I have collated some worthwhile resources that I frequently refer to when I want to learn things outside of the classroom in the list below. Considering the majority of my first programming skills came from the resources below, they have served me well over the years!


On Codecademy, you can create an account to track your progress as you go through a course of your choice. There are various paid and free courses available to browse through in the site’s catalogue, based on a branches of programming, programming languages, and/or level of expertise. When working through a course, you are fed information and sample code that you are advised to take note on, before being given tasks to complete that will be automatically marked by the site. You have to pass the tasks you are given before you can progress, much like in other methods of learning such as programming exercise sheets in classrooms.

Codecademy also has a discussion board for a variety of different things, which is helpful for seeing FAQs about the site. The site caters to anybody from beginners to experienced programmers, therefore it is no surprise that it is one of the most popular resources available. Codecademy can be found here.


I have recently started to use Udemy for various different things that aren’t taught in my courses at university. While their courses are mostly paid, they often have massive drops in price where you can get full courses for as little as £9.99.

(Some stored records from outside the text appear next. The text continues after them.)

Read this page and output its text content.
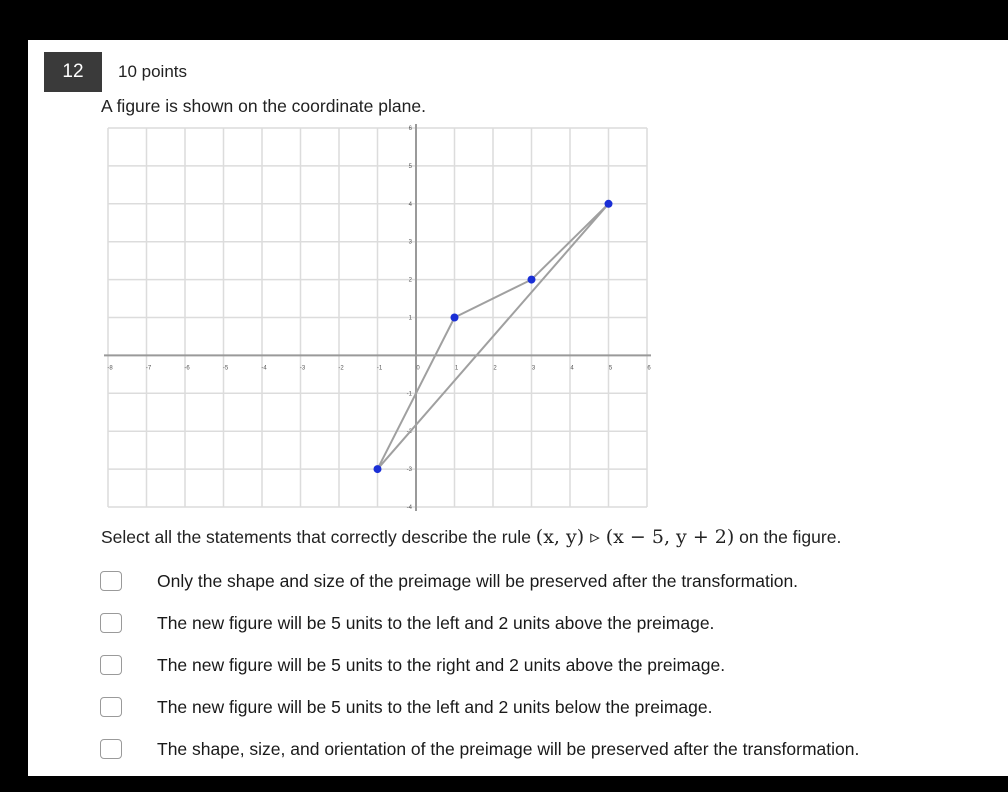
12	10 points
A figure is shown on the coordinate plane.
-8	-7	-6	-5	-4	-3	-2	-1	0	1	2	3	4	5	6
-4
-3
-2
-1
1
2
3
4
5
6
Select all the statements that correctly describe the rule (x, y) ▹ (x − 5, y + 2) on the figure.
Only the shape and size of the preimage will be preserved after the transformation.
The new figure will be 5 units to the left and 2 units above the preimage.
The new figure will be 5 units to the right and 2 units above the preimage.
The new figure will be 5 units to the left and 2 units below the preimage.
The shape, size, and orientation of the preimage will be preserved after the transformation.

The site does not just cover programming, but also provides courses on topics such as business, music, health, and many others. The great thing about Codecademy is that you can almost always find courses that teach what you want to learn.

While Udemy isn’t necessarily as engaging or interactive as Codecademy, the courses that I have explored have been in the format of video lectures and demonstrations, with exercises that you can go and attempt to do yourself.

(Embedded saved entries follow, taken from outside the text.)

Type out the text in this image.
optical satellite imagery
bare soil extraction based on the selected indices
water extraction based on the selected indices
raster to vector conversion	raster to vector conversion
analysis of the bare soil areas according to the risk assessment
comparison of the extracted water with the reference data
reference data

Udemy courses are taught by a variety of different tutors, and therefore some tutors may be better at teaching than others. This could be seen as a negative thing, but the site does supply a rating system in which users can rate courses that they have bought. Usually the most popular and highly rated courses are extremely good at teaching. The range of courses and the site itself can be found here.


Millions of people use GitHub for a variety of different reasons. The main functionality of GitHub is to act as an online code repository for projects. People can view and even download and locally work on most already existing repositories, which makes for fantastic learning through observing other people’s code.

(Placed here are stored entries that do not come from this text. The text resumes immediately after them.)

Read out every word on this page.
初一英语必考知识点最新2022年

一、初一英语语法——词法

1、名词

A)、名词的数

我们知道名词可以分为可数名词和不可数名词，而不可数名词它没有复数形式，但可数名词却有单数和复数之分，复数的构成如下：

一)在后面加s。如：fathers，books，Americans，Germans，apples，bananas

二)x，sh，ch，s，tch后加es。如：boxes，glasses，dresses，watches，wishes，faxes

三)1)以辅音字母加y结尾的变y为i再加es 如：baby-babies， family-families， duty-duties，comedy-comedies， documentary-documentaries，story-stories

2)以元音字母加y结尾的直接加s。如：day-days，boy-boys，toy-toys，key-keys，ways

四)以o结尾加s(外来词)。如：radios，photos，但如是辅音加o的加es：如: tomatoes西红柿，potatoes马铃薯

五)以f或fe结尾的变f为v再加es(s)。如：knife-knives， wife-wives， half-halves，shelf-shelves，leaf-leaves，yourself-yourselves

A GitHub repository by the eBook Foundation hosts a range of free programming books that are very highly endorsed, and can be found here. The books that I have downloaded and used have been extremely helpful in teaching me new skills in a fantastic manner. Furthermore, you can often search through the books using Ctrl+f to quickly find specific keywords that you want to learn about. GitHub can be found here.


While this may seem like a fairly obvious resource, a lot of people underestimate the power of a good video in explaining difficult concepts. I take to YouTube a lot of the time if I haven’t got a clear understanding of concepts that have been taught in class, and want an alternative explanation that I might better understand. Usually this works really well, but it does depend on which channels you’re getting the information from. Because anybody can upload YouTube videos, you have to remember that sometimes people may get things wrong!

A few good channels that I’ve came across and used extensively are:

  1. Computerphile
  2. LearnCode.academy
  3. TheNewBoston

Khan Academy

Lots of fantastic concepts are taught in an easy and understandable manner through Khan Academy. I have extensively used the site for help with algebra, calculus, cryptography, and algorithms.

Khan Academy also has an extremely useful collection of programming resources called “Hour of Code” which are hour long segments that can introduce you to different languages such as SQL for databases or JS for drawings. These are extremely helpful and advertised for a wider audience and younger age groups, like in classrooms.

The site caters to a wide audience and since many of the videos specialise in explaining concepts to younger audiences, they are very pretty easy to understand. The computing section of the site can be found here.

Stack Overflow

Almost every programmer that I know has used Stack Overflow as a resource at least once in their programming journey. As a whole, the site serves as a resource for programmers to learn from and teach others. It is fundamentally a Q&A site. The majority of the time, if somebody else has been confused about something that you are also struggling with, you will find the answer to whatever question you may have by searching the millions of questions that have been asked. If you feel like helping somebody out, you can always answer questions that you know the answers to! After all, teaching somebody else something is meant to be one of the most effective methods of learning. The site can be found here.